On 2/7/13 1:38 PM, Dan Berindei wrote:
No, I think it'll apply to all messages. A simple implementation could
dispatch OOB messages to the thread pool, as they don't need to be
ordered. Regular messages could be added to a queue where they are
processed sequentially by a *single* thread. Pedro does implement
ordering based on transactions (see his prev email), and I think there
are some other good use cases for regular messages. I think one thing
that could be done for regular messages is to implement something like
SCOPE (remember ?) for async RPCs: updates to different web sessions
could be processed concurrently, only updates to the *same* session
would have to be ordered.
Yeah, I agree implementing the regular message ordering ourselves
would give us a little more room for optimizations. But it would make
our part more complicated, too. Well, not for Total Ordering, because
Pedro already implemented it, but for our regular async scenarios we'd
need to add a thread pool (we want to allow 2 threads from different
sources to access different keys at the same time).
We don't need to implement this *now*, but let's agree on the API
(feedback from Pedro and you guys), and add this in JGroups 3.3.

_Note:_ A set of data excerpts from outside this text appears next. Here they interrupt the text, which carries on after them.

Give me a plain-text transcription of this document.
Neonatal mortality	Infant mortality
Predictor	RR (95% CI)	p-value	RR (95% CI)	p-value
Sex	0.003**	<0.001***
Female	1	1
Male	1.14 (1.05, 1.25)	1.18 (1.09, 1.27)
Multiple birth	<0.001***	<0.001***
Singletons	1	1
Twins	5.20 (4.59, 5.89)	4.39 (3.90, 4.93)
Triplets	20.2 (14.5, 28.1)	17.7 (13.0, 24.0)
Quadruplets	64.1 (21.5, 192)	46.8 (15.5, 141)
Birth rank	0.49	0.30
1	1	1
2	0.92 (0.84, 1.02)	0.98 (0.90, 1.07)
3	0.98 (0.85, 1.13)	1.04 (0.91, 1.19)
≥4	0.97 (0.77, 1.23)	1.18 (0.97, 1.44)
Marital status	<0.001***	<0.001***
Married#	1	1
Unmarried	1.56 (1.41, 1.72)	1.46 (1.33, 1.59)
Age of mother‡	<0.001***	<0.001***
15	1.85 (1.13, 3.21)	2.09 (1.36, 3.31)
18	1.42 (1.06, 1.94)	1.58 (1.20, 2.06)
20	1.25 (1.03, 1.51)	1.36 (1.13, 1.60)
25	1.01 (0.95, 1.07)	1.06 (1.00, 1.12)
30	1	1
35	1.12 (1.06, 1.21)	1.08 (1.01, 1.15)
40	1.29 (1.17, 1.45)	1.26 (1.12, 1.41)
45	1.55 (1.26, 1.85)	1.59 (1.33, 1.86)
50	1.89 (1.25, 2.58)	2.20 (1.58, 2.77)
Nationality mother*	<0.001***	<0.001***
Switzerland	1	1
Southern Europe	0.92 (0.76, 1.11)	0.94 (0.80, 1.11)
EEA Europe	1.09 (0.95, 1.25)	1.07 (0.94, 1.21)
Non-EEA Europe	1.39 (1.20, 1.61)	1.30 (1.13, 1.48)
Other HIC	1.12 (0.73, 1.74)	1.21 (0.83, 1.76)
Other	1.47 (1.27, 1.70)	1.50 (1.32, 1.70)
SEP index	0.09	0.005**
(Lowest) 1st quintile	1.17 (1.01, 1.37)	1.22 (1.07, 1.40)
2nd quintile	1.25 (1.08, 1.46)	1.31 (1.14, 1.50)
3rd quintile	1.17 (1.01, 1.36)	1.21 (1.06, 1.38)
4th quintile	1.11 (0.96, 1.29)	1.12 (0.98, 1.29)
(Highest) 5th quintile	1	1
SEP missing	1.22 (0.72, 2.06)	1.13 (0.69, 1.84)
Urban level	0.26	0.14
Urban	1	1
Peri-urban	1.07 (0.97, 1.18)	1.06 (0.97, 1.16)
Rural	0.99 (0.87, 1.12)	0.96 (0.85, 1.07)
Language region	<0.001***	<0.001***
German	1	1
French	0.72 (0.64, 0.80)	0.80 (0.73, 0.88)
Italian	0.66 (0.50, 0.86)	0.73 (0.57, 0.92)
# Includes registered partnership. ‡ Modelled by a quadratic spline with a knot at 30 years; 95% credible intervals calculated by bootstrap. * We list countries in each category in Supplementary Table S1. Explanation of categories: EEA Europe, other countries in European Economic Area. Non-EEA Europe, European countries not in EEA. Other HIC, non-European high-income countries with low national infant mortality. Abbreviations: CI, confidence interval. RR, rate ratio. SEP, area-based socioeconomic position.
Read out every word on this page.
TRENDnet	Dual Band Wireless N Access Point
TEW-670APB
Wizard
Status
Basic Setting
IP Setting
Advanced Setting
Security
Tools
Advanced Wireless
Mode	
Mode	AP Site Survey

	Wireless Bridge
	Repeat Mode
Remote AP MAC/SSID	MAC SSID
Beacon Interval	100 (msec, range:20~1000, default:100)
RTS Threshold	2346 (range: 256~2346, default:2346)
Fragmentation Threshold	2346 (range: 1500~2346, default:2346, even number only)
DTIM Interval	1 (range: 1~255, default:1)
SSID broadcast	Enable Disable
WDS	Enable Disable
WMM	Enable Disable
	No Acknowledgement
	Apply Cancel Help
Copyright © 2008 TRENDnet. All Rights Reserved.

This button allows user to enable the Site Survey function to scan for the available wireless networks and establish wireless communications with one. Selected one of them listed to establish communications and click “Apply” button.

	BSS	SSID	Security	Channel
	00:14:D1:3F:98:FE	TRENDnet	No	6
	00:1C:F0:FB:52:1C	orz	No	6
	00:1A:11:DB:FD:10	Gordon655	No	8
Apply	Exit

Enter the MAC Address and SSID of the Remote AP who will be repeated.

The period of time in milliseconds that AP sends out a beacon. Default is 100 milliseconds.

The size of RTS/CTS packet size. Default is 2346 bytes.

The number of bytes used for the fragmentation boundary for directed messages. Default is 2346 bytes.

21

You can start out with a very simple implementation, or no
implementation at all (then you'd have the same behavior as now), but
the point is that you can do this at your own pace, and don't depend on
any changes in JGroups (once 3.3 is used by Infinispan).
I agree that optimization of thread/request processing *while still
preserving ordering where needed* might be a bit tricky, but the
potential benefits are great. You could for example add request
priorities by adding a parameter/flag to RPCs and dispatching them to a
priority queue in your thread pool, without me having to change anything.